Pushkar town is serene and chaotic, both at the same time. It sounds paradoxical, but that’s how it is. The tiny inside roads and lanes are cluttered, but as a whole, the place has a quiet sleepy and laidback feel about it. Once in the middle of this little town, our first stop is at the Pushkar Lake.
|The legendary Pushkar Lake|
While our guide narrates his own gibberish of a story about the Pushkar Lake, Wikipedia has more interesting narratives to offer about the legend behind this lake. It says – according to the Hindu scripture Padma Purana, Brahma saw the demon Vajranabha trying to kill his children and harassing people. He immediately slew the demon with his weapon, the lotus-flower. In this process, the lotus petals fell on the ground at three places, where springs emerged creating three lakes: the Pushkar Lake or Jyeshta Pushkar (greatest or first Pushkar), the Madya Pushkar (middle Pushkar) Lake, and Kanishta Pushkar (lowest or youngest Pushkar) lake. When Brahma came down to the earth, he named the place where the flower (‘pushpa’) fell from Brahma’s hand (‘kar’) as ‘Pushkar’. It is also said that the sacred Sarasvati River emerged at Pushkar as five streams. The three lakes were assigned their presiding deities as the Hindu Trinity Brahma, Vishnu and Shiva, respectively.
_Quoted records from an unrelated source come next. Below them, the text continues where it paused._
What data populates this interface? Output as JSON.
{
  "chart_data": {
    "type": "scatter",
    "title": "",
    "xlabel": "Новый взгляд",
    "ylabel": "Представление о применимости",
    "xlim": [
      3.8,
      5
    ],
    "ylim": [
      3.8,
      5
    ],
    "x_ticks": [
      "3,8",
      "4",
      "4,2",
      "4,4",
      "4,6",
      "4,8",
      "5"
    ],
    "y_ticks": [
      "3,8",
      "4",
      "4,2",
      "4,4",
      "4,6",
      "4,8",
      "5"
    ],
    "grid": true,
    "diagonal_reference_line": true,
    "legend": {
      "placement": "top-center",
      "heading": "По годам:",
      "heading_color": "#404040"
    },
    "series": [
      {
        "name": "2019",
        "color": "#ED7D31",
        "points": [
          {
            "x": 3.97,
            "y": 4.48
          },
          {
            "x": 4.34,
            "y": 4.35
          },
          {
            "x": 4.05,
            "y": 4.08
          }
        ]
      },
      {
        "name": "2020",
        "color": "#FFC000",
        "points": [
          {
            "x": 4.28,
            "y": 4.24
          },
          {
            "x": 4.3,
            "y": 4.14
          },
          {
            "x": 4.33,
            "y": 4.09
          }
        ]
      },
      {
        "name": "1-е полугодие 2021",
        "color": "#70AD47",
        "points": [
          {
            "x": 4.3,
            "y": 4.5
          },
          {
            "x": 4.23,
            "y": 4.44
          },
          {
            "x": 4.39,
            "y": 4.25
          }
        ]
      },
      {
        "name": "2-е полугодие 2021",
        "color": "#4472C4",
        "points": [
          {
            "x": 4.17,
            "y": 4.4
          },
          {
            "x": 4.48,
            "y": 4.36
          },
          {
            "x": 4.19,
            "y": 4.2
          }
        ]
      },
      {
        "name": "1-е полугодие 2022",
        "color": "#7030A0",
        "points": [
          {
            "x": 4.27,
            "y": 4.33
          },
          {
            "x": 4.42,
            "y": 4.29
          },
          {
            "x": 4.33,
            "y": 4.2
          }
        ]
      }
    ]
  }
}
|The Shivlinga in the middle of the lake|
So that’s how Pushkar came about – an interesting narrative indeed! After performing relevant religious rituals at the ghats, and absolving ourselves of all our sins, we join the crowd on the streets, making our way to Lord Brahma’s temple, considered the only Brahma temple in the world. But why does Lord Brahma – the creator of this whole universe just have one temple dedicated to his name?
|The rush at Lord Brahma Temple|
|The temple, a little more up close, photography restricted beyond this point|
Now the story behind this too is quite intriguing – When Brahma came down to the earth, he named the place where the lotus fell as ‘Pushkar’. Brahma then decided to perform a yagna at the place, at the main Pushkar Lake. However, his wife Savitri could not be present at the designated time to perform the essential part of the yagna. Brahma, therefore, married a Gujjar,a dominant agricultural race named Gayatri and completed the yagna with his new consort sitting beside him. However, when Savitri finally arrived at the venue, she found Gayatri sitting next to Brahma in her rightful place. Agitated, she cursed Brahma that he would be worshipped only in Pushkar. As a result of this, yagna performed in the presence of all the gods, it is said that a dip in the lake created at this place is credited with holiness, assuring salvation from all sins. It is now one of the five holiest centres of pilgrimage for Hindus.
So turns out that even the high, highest rather, and the mighty were not spared from the wrath of a woman scorned. This was some punishment for taking a spur of the moment decision of taking a new consort to perform a religious ceremony! Strange are some Gods and stranger are their ways!
Thus musing on Gods and their strange ways, we leave the temple complex, to look around the bylanes of this little town and gorge on some delicious Rajasthani street food. And an hour down the line, we are back on the road, hopefully sticking to the itinerary this time!